As with the crowd in Capernaum, so with us: we start objecting. There are many delicate issues around receiving Holy Communion. It presupposes we believe and are baptised. Normally, it requires that we be in full communion with the Catholic Church. In the Latin rite, we ask children to wait until the age of reason and sufficient catechesis for their First Communion. If we have committed grave sin, we need to approach communion through the door of confession, the Sacrament of Reconciliation. If we are in an intimate relationship outside the Christian norm, we need to tidy our house, as it were, before we receive him under our roof. St Paul warns against receiving Holy Communion unworthily. This is not the Church building road-blocks; it’s clearing the passage for the Eucharist to do its work. These are things we must not forget, any of us; they are not to be taken lightly. I’d be failing you as your pastor if I didn’t now and then remind you of them. We may need time and work to come to Holy Communion, but we are always welcome in God’s house, and at Mass, and everywhere and always the Lord is always open to our prayers. He’s the great listener. He’s the patient Father, able to wait. He’s the Holy Spirit always urging us to respond.

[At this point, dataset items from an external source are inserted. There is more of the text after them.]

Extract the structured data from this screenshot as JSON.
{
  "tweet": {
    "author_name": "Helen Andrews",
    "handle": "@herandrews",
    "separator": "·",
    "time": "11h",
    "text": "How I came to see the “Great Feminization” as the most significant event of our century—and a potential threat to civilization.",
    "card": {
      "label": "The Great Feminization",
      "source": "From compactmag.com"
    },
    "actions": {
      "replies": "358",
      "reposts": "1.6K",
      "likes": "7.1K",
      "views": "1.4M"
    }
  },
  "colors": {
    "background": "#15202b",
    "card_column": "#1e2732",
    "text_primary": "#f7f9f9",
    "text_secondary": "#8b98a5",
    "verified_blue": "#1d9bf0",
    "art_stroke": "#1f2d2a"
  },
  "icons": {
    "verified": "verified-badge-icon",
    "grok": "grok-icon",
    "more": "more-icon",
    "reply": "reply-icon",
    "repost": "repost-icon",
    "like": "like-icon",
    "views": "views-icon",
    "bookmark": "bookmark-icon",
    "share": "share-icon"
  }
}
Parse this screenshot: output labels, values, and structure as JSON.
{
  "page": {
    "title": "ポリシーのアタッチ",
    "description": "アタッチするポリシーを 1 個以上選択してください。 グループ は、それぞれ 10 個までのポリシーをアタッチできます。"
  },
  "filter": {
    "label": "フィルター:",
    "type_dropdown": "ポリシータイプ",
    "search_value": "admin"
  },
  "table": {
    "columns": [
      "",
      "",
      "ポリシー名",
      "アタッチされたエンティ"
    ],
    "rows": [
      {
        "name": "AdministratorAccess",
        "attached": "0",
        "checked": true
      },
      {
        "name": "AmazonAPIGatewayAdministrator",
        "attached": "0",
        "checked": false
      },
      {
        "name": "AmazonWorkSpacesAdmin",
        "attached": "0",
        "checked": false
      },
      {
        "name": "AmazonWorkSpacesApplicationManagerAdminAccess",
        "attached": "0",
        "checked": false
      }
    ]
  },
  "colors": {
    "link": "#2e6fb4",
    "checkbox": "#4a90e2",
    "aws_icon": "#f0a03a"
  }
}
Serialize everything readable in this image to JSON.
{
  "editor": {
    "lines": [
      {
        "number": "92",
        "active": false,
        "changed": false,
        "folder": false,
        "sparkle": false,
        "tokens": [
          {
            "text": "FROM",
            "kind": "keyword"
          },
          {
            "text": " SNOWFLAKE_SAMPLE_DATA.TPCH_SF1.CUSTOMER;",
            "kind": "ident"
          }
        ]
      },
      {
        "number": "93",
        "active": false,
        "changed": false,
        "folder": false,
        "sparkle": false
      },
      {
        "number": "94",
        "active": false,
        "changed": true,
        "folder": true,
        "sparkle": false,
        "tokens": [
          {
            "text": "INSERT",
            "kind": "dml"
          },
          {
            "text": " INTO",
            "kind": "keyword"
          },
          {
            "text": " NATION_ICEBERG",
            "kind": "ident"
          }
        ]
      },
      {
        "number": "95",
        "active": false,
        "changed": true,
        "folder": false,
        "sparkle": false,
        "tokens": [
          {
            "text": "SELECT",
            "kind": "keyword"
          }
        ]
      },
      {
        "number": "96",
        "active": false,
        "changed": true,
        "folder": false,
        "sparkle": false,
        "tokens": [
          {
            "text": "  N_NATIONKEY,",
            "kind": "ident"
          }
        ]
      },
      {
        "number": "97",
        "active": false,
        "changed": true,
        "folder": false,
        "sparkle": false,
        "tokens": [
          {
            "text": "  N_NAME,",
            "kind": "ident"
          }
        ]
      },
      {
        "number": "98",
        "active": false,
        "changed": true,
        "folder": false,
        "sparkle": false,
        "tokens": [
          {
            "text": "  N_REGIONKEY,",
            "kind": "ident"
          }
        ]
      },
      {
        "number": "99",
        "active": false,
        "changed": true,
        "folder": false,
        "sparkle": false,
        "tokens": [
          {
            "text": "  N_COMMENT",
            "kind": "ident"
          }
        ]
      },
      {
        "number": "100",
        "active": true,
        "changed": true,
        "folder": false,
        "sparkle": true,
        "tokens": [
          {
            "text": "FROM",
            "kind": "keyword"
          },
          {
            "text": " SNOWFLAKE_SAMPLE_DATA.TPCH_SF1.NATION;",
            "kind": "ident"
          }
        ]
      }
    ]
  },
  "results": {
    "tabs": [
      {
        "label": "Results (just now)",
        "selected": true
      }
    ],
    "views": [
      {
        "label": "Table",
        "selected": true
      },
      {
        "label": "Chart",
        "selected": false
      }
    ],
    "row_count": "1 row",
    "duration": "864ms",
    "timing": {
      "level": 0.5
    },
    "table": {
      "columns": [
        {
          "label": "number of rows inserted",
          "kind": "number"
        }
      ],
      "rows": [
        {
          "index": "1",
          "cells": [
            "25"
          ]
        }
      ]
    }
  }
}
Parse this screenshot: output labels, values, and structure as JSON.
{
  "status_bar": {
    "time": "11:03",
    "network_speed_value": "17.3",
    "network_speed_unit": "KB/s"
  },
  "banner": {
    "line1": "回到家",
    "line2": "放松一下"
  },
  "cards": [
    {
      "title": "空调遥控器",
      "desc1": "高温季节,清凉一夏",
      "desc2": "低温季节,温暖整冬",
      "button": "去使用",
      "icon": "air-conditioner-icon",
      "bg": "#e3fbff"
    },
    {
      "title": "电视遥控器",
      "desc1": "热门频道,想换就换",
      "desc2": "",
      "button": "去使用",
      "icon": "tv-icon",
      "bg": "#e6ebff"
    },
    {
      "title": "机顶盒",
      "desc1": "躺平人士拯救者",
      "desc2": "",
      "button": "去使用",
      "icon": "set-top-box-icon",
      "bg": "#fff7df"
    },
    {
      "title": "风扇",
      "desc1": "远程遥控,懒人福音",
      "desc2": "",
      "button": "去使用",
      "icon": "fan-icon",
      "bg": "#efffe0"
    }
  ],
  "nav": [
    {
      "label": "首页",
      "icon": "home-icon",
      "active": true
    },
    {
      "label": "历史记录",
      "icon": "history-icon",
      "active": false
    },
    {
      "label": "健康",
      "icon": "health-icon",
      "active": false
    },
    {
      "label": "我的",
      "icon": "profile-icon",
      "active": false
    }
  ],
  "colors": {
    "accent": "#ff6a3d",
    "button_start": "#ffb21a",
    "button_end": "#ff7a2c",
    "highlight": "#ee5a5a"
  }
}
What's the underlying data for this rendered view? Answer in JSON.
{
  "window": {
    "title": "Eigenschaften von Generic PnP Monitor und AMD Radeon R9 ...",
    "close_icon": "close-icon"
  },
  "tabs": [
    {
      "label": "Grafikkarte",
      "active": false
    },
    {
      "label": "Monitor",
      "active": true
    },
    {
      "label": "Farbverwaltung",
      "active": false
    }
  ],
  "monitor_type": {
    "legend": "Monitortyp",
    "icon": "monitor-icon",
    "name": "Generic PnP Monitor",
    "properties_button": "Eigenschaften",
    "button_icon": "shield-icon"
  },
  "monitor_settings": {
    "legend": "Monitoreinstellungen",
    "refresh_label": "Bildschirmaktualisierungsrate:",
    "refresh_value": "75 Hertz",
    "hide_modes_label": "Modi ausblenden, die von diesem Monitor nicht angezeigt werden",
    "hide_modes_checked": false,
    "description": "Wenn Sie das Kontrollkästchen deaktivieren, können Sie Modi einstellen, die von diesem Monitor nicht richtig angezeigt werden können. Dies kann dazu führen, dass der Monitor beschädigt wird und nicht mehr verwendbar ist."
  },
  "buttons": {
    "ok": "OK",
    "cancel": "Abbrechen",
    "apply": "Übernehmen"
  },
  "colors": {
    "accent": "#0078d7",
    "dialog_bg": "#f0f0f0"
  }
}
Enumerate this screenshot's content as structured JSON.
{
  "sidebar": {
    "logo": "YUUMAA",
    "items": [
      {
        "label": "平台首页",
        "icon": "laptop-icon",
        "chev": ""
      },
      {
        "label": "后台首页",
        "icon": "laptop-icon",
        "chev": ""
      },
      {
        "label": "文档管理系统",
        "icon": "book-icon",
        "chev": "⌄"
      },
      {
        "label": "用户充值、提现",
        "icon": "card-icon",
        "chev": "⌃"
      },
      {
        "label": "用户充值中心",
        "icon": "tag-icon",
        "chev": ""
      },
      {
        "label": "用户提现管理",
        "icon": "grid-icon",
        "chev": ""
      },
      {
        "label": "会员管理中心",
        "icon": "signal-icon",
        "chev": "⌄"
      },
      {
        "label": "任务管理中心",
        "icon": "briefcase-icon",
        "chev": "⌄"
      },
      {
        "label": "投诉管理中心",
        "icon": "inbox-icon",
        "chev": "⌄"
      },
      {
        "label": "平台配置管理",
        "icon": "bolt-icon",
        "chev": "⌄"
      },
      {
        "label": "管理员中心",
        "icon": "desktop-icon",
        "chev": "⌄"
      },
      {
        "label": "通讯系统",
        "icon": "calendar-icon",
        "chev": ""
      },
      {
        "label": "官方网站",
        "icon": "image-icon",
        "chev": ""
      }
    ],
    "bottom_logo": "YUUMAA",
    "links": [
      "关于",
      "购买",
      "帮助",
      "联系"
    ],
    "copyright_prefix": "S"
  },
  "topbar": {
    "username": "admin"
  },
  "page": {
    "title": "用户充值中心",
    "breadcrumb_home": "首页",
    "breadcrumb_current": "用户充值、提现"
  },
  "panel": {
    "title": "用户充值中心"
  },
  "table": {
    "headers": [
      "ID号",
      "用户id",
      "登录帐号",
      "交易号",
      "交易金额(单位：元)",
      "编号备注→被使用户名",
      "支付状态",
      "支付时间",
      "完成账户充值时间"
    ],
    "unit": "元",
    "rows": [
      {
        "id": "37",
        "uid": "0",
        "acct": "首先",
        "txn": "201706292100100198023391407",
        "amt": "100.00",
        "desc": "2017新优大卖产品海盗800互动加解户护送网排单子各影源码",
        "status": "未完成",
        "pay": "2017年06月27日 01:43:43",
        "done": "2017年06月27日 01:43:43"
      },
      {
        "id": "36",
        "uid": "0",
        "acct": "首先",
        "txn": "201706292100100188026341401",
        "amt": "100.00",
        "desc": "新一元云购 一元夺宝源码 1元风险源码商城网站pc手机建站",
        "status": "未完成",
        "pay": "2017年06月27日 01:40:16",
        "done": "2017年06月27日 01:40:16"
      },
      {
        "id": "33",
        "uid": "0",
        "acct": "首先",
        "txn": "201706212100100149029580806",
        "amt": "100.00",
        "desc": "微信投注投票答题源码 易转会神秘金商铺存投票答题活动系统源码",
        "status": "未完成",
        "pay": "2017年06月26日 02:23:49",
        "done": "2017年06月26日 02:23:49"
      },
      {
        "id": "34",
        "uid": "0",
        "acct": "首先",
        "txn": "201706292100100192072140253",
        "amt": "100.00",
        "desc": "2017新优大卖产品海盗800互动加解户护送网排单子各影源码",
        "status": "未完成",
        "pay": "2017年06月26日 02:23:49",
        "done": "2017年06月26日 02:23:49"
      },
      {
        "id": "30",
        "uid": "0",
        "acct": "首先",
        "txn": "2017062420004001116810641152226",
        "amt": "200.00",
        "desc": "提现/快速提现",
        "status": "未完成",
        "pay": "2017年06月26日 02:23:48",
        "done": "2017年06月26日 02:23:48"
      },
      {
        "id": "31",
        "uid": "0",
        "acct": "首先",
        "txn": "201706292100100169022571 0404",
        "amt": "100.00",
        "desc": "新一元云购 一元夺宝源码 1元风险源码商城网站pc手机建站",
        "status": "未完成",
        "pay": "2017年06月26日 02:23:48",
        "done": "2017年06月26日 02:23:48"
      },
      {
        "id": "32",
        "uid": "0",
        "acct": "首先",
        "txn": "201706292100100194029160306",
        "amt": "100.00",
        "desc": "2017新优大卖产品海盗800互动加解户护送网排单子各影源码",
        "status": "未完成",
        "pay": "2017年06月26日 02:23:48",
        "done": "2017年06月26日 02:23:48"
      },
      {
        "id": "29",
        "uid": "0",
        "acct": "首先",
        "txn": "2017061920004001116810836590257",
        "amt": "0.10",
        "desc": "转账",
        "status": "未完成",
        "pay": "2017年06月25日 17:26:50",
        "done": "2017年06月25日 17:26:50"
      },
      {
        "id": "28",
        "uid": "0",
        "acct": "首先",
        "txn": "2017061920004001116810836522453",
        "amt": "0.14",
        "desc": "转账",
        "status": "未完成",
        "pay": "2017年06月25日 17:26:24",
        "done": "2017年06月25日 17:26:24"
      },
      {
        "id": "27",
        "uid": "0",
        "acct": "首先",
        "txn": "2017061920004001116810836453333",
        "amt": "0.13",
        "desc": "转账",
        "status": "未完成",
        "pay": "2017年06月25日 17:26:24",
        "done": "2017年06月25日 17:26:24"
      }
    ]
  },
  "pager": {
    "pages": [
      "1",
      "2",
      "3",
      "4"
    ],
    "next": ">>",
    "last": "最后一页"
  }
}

But there’s another thing I want to pick up. In the 1st reading, Wisdom, understood as a woman, a hostess, promises her guests wine as well as food. In the 2nd reading, St Paul says, don’t get drunk on wine, but drink the wine of the Spirit. And in the Gospel, out of the blue really, the Lord four times mentions not just eating his flesh, but drinking his blood. This is extraordinary. It’s even shocking. There are countries where the blood of tigers is value with the idea that if a man drinks tiger blood he’ll become a real tiger of a man. Crude nonsense, of course. But why does Jesus call us to drink his blood? The shedding of his blood on Calvary was the giving of his life and the sign of his love. And to drink this blood is to take this life and love into ourselves, to make it our own. The blood of Christ makes Christs of us. We become his blood-brothers and sisters. This is our human calling. Not gruesome nonsense, not cannibalism, but amazing grace: Christification. This is the true Wisdom Proverbs talks about (1st reading). This is the wise and joyful life St Paul evokes (2nd reading). It’s what filled every saint. It’s what enabled two saints, a woman, Edith Stein, and a man, Maximilian Kolbe, whom we remembered last week, to give their lives in the horror of Auschwitz. I met it the other day in Orkney, in a working lady who day in, day out, after her work spends 5 hours a day sitting beside her silent, elderly husband in a care home, just being there for him, as Christ is there for us.

“Taste and see that the Lord is good.” Taste it in the liturgy and see it in life. Taste it in the chalice and see it Christian charity. God be praised for these things!